Multidimensional matrices, convolutional layers, fully connected layers, bounding boxes, and neural networks – if one asks Stephen Seiler, Senior Data Scientist in the Research and Development division of Control€xpert how exactly automatic image recognition works, his answers are always highly detailed. As an image recognition mastermind, the Data Scientist is totally in his element at Control€xpert. Fortunately, he knows how to explain the overall picture so that an interested layperson would not be overwhelmed by technical jargon. "Facebook, Google, Apple – all of them are working on applications such as facial recognition. These same methods and algorithms can also be used by Control€xpert on images of cars", says Kai Siersleben, Managing Director at Control€xpert, summarizing the topic. Image recognition is in fact one of the most active fields of research worldwide. "Right now everybody is doing research in this field", says Stephen Seiler. "The community is incredibly active and works closely together. The mutual exchange of knowledge benefits everyone." Due to the very complex and complicated nature of the field, it would not be possible in any other way. Hence, reading research articles and combing through blogs, tutorials, and online workshops provides the foundation for his work. The research and development team at Control€xpert has, among other things, the goal of training the software using vehicle parts and having it be able to automatically recognize them in images. Over the past few months, the team has made massive progress: A number of auto body parts can already be recognized with great accuracy. 
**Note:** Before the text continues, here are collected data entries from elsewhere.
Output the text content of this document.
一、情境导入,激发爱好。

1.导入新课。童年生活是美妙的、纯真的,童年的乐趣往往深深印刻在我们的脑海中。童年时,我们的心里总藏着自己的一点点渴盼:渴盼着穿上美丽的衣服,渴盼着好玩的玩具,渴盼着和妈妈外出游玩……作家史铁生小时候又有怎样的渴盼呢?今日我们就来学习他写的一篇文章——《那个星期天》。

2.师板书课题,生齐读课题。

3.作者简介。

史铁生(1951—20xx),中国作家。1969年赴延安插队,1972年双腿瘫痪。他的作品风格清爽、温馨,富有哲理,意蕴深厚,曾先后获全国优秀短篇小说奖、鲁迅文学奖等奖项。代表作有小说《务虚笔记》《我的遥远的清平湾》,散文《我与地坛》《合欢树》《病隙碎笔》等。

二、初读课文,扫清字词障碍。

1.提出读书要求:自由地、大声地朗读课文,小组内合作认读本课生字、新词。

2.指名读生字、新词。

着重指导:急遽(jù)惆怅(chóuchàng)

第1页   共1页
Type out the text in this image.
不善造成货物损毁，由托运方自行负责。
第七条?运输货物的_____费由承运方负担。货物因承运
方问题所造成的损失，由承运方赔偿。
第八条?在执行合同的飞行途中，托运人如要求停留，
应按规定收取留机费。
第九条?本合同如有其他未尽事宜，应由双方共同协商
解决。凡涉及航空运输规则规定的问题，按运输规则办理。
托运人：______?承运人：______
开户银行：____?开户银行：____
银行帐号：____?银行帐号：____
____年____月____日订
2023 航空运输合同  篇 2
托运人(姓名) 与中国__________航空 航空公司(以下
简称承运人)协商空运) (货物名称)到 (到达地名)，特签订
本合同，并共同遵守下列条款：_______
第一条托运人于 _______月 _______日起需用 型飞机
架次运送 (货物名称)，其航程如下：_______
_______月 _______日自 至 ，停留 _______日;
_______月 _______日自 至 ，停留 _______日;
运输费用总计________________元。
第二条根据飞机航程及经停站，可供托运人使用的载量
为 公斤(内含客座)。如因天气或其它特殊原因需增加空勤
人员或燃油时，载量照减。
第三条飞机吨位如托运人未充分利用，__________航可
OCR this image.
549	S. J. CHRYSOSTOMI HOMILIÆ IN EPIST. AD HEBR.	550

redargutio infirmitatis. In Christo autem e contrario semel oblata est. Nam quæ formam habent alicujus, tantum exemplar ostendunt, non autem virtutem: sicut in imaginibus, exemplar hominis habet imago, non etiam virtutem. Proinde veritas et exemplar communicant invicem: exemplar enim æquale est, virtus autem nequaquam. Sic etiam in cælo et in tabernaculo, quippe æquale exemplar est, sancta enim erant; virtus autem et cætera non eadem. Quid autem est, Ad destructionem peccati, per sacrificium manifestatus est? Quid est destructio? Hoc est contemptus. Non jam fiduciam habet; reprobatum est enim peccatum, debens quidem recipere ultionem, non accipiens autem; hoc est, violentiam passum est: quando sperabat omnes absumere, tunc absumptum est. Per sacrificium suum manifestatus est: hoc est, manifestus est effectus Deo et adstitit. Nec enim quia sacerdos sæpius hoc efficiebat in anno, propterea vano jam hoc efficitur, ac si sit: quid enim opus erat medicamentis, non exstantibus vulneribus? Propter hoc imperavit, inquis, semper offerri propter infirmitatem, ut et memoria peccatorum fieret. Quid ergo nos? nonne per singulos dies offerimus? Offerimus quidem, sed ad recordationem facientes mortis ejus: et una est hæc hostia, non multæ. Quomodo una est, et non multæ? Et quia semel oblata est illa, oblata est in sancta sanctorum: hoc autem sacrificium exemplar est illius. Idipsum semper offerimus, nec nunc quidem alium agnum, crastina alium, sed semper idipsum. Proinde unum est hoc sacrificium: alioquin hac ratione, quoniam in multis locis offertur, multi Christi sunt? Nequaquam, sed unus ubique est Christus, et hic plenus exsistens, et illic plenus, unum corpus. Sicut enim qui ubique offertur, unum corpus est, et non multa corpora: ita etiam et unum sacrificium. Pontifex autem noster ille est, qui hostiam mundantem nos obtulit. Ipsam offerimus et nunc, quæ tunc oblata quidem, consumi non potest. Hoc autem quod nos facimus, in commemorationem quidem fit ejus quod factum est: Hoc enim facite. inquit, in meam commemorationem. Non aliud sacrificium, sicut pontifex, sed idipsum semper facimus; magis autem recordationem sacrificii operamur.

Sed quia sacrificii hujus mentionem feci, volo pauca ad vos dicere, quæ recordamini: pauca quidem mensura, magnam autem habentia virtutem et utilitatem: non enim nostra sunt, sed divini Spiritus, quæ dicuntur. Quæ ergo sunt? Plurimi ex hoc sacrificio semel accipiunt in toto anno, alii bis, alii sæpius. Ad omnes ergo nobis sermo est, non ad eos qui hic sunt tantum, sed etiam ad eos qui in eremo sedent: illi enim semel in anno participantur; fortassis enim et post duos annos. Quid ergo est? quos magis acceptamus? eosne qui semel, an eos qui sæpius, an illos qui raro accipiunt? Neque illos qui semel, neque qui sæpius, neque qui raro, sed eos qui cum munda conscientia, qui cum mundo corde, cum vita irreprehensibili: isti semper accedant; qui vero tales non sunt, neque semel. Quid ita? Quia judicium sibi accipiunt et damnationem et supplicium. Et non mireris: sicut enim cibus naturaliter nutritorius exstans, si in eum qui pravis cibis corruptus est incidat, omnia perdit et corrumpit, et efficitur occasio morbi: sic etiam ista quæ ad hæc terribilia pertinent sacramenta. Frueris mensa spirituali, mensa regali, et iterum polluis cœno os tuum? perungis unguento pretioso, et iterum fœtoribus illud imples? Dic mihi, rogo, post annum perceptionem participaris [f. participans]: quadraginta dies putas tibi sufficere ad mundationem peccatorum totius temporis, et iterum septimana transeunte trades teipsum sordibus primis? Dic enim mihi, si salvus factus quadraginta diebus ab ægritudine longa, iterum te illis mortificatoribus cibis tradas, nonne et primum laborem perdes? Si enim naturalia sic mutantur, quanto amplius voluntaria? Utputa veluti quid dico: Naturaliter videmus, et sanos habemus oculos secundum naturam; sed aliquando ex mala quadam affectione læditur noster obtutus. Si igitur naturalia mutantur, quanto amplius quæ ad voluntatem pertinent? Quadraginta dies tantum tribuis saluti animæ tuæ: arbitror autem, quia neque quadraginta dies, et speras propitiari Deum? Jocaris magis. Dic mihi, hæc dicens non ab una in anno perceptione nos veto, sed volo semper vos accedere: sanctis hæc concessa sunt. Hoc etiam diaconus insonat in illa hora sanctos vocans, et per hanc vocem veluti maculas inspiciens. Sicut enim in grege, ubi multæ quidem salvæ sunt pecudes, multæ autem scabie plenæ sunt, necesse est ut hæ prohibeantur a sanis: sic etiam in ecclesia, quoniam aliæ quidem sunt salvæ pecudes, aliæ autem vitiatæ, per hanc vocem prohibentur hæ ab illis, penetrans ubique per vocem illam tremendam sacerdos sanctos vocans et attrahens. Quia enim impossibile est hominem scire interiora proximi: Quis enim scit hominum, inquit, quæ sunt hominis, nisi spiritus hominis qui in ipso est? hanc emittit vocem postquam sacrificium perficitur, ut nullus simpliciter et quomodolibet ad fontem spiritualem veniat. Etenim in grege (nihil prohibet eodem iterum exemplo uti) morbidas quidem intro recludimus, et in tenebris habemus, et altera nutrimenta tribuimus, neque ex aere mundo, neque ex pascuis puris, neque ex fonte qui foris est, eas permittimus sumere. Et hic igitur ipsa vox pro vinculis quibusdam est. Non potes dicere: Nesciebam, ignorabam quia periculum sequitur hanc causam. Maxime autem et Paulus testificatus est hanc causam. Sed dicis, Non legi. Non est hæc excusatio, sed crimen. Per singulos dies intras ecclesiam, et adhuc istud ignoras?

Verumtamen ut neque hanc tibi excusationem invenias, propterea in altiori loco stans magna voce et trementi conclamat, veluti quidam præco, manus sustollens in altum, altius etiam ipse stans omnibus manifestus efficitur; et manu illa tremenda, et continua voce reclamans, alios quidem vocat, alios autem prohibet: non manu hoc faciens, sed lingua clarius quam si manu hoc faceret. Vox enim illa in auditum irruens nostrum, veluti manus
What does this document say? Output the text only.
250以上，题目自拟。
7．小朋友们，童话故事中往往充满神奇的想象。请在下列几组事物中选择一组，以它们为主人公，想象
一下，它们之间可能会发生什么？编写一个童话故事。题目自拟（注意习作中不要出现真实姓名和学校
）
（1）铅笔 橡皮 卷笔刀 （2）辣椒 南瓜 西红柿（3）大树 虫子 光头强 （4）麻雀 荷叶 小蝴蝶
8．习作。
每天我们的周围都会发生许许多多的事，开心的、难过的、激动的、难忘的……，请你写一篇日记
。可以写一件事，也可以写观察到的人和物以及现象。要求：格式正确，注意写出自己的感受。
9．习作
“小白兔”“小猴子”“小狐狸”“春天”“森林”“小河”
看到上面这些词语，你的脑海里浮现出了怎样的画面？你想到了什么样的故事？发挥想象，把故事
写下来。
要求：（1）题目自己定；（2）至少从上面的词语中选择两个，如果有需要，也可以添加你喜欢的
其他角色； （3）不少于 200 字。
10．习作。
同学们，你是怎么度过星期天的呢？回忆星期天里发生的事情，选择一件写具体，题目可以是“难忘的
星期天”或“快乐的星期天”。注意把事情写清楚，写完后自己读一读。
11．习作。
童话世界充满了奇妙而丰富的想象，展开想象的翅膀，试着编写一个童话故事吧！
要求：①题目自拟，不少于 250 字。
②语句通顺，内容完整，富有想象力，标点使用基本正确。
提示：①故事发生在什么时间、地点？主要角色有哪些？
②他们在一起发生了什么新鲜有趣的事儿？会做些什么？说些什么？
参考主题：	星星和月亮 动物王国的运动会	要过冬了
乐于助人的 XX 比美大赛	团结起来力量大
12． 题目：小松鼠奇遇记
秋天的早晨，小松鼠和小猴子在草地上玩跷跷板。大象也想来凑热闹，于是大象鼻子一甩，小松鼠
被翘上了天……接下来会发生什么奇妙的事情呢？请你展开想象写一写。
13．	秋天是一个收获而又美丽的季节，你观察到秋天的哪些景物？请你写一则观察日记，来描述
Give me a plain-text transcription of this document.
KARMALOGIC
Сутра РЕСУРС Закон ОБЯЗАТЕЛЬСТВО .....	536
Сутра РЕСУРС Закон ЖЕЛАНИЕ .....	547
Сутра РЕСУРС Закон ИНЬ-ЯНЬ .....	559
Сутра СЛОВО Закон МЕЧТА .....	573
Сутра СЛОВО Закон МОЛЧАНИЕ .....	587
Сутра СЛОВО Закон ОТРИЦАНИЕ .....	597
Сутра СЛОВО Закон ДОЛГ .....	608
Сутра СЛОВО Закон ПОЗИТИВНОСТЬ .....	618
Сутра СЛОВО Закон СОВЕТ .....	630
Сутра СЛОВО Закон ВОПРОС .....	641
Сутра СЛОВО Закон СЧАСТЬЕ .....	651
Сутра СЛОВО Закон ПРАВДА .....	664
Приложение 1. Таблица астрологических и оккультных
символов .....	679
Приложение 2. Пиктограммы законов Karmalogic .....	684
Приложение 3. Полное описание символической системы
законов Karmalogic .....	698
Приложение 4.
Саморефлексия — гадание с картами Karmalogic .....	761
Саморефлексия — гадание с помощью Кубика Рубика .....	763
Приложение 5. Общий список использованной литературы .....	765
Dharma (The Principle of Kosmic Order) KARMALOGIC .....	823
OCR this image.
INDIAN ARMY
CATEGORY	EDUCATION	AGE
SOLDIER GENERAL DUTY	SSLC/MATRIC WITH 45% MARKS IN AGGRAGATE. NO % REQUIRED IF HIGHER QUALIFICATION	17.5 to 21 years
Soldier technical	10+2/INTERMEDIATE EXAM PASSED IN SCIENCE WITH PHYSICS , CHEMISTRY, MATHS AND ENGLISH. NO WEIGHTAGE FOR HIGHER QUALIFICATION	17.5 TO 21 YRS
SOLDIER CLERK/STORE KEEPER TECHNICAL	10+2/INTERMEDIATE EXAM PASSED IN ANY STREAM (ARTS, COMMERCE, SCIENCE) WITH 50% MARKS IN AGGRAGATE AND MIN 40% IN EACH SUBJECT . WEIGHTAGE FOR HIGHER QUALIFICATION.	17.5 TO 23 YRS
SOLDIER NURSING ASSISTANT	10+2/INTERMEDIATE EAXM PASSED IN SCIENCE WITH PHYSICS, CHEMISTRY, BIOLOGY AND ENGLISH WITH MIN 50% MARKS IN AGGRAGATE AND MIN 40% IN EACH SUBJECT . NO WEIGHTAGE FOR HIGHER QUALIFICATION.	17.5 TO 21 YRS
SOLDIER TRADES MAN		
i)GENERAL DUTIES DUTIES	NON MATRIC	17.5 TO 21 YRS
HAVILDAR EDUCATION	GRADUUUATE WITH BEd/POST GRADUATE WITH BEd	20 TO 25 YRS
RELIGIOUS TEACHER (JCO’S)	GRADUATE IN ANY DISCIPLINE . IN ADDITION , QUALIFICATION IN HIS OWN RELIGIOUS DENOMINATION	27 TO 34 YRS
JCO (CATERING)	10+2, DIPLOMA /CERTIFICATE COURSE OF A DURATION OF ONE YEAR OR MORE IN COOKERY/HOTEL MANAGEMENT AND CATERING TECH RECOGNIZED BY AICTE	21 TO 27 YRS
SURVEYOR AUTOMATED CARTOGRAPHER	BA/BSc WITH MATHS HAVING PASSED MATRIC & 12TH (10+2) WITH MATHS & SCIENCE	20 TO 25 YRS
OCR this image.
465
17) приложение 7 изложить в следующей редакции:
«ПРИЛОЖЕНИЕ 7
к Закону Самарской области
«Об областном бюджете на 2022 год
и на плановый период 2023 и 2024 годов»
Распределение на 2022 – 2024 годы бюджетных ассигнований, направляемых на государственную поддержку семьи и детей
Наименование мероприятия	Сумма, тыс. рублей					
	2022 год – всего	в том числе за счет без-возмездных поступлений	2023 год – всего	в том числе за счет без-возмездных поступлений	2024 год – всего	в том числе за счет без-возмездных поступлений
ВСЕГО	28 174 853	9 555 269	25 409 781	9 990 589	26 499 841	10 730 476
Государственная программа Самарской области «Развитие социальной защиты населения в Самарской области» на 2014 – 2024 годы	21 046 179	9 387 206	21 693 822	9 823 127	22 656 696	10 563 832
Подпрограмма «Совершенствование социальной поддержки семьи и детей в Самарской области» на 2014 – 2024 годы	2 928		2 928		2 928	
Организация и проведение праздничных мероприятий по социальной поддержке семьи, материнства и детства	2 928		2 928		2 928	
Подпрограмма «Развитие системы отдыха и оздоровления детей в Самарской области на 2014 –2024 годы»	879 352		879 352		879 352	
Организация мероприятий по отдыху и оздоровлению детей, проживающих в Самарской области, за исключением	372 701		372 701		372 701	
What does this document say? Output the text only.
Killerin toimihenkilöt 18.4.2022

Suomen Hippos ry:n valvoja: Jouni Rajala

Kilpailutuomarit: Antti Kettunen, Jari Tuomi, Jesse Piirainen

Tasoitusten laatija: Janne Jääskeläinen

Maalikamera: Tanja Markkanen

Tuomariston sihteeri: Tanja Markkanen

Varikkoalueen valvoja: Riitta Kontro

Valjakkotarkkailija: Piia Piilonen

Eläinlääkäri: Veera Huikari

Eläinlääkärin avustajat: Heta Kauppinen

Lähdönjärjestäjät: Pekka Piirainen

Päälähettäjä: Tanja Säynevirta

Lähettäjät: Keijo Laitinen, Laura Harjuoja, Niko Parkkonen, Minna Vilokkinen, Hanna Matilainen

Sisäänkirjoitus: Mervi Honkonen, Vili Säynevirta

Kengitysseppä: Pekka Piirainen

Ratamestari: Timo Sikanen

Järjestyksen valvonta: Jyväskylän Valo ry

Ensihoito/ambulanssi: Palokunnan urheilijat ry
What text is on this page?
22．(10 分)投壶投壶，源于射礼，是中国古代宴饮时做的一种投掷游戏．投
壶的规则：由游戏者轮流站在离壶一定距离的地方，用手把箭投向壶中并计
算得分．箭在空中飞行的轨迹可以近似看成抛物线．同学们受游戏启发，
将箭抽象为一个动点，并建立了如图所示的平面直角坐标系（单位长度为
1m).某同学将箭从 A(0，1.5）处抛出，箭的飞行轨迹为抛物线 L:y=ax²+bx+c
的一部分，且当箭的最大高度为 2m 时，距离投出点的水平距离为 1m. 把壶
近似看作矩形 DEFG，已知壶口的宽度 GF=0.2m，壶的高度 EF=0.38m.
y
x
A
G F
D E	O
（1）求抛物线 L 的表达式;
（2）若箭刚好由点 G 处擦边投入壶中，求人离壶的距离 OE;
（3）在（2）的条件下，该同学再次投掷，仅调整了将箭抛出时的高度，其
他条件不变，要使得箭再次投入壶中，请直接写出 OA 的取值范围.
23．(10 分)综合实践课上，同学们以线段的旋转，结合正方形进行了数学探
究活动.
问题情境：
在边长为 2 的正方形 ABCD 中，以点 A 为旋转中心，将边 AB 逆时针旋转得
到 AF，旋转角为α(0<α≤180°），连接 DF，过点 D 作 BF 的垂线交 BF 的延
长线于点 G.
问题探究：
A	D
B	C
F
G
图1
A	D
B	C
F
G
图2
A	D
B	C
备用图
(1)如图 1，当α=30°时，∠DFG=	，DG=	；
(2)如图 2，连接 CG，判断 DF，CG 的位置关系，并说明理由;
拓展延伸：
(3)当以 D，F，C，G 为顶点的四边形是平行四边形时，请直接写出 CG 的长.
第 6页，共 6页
Success through deep learning


Just being able to make it this far required a lot of preparatory work and computing capacity. Significantly more computing power than before is required for current artificial neural networks (keyword: deep learning). These models benefit the most from parallel computing units such as the Graphics Processing Unit (GPU) used for graphics cards. We are now using multiple graphics cards in parallel in order to further accelerate model development. 
For the next step, it was necessary to obtain vehicle image material. Once these images have been collected, they are first labeled in pre-processing, meaning all visible and relevant information is repackaged into what are called label files. Once a sufficiently large dataset of labeled images exists, then the actual "learning" of the models for the computer begins. A suitable training environment is set up, and a neural network is implemented, and then it is unleashed: Deep learning begins. The duration of training ranges from a few hours to several days. Image recognition is a complex task with high computing demands. Therefore, an iterative approach is used to increase accuracy with each repetition. After the training, the actual evaluation begins, meaning: Which images has the computer correctly recognized? Which replacement parts does it now recognize better? Which predictions are not yet correct? This evaluation is also performed by computer programs. With a constantly growing image database, the computer executes learning process after learning process, thereby making its predictions more and more precise. The models are then trained until they no longer exhibit any increases in accuracy.


Faster claims calculations through image recognition


Particularly for claims auditing, automatic image recognition brings with it enormous advantages. The present claim calculation can be compared with the submitted images and be validated. Image recognition therefore directly supports the vehicle experts at Control€xpert, increasing the quality of the auditing process. This facilitates the creation of claim prognoses for EasyClaim – but much more than this is possible.